Если кто-то пытается напугать Марию, он за это поплатится.


– А вы не думали позвонить в полицию? – спросил Эван.

Они сидели за столом на кухне, где Колин только что изложил другу свою версию случившегося, включая собственные планы.

Колин покачал головой:

– Полиция ничего не сможет сделать.

– Но кто-то же вскрыл ее машину.

– Машина стояла незапертой, с приоткрытыми окнами. Ничего не пропало, никакого ущерба. Первым делом полиция спросит: в чем состоит преступление?
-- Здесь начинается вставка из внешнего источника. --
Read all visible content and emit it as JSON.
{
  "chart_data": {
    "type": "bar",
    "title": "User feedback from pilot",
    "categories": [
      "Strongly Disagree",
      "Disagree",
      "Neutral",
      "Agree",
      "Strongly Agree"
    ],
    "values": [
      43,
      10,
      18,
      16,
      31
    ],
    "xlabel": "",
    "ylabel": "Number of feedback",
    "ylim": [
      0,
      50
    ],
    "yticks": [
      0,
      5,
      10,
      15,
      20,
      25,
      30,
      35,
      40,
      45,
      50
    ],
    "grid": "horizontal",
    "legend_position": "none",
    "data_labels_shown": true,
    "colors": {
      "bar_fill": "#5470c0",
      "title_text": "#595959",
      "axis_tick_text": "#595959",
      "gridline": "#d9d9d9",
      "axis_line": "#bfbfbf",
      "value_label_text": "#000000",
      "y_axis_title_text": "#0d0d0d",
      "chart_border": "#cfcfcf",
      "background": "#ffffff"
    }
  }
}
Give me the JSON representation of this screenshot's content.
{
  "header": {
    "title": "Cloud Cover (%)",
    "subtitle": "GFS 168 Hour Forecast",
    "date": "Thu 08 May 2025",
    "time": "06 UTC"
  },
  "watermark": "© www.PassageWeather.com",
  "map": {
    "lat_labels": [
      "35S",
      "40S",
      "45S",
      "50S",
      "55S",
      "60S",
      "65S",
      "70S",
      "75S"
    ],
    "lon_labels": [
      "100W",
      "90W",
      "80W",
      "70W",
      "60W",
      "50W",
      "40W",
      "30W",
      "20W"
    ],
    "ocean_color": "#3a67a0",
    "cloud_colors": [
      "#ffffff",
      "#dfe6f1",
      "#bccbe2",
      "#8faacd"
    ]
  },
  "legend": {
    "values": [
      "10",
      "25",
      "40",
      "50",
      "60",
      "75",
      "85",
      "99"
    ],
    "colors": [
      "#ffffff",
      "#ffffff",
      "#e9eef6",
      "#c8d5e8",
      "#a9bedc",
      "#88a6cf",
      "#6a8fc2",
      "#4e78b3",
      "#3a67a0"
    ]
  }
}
Потом они поинтересуются, кто мог это сделать, и Мария только поделится подозрениями, не более того.

– А открытка? Разве домогательства не вне закона?

– Записка странная, но открытой угрозы в ней нет. И никаких доказательств, что послал букет и подложил цветы в машину один и тот же человек.

– Я иногда забываю, что у тебя богатый опыт по этой части. Но все-таки я не понимаю, с чего ты взял, что должен вмешаться.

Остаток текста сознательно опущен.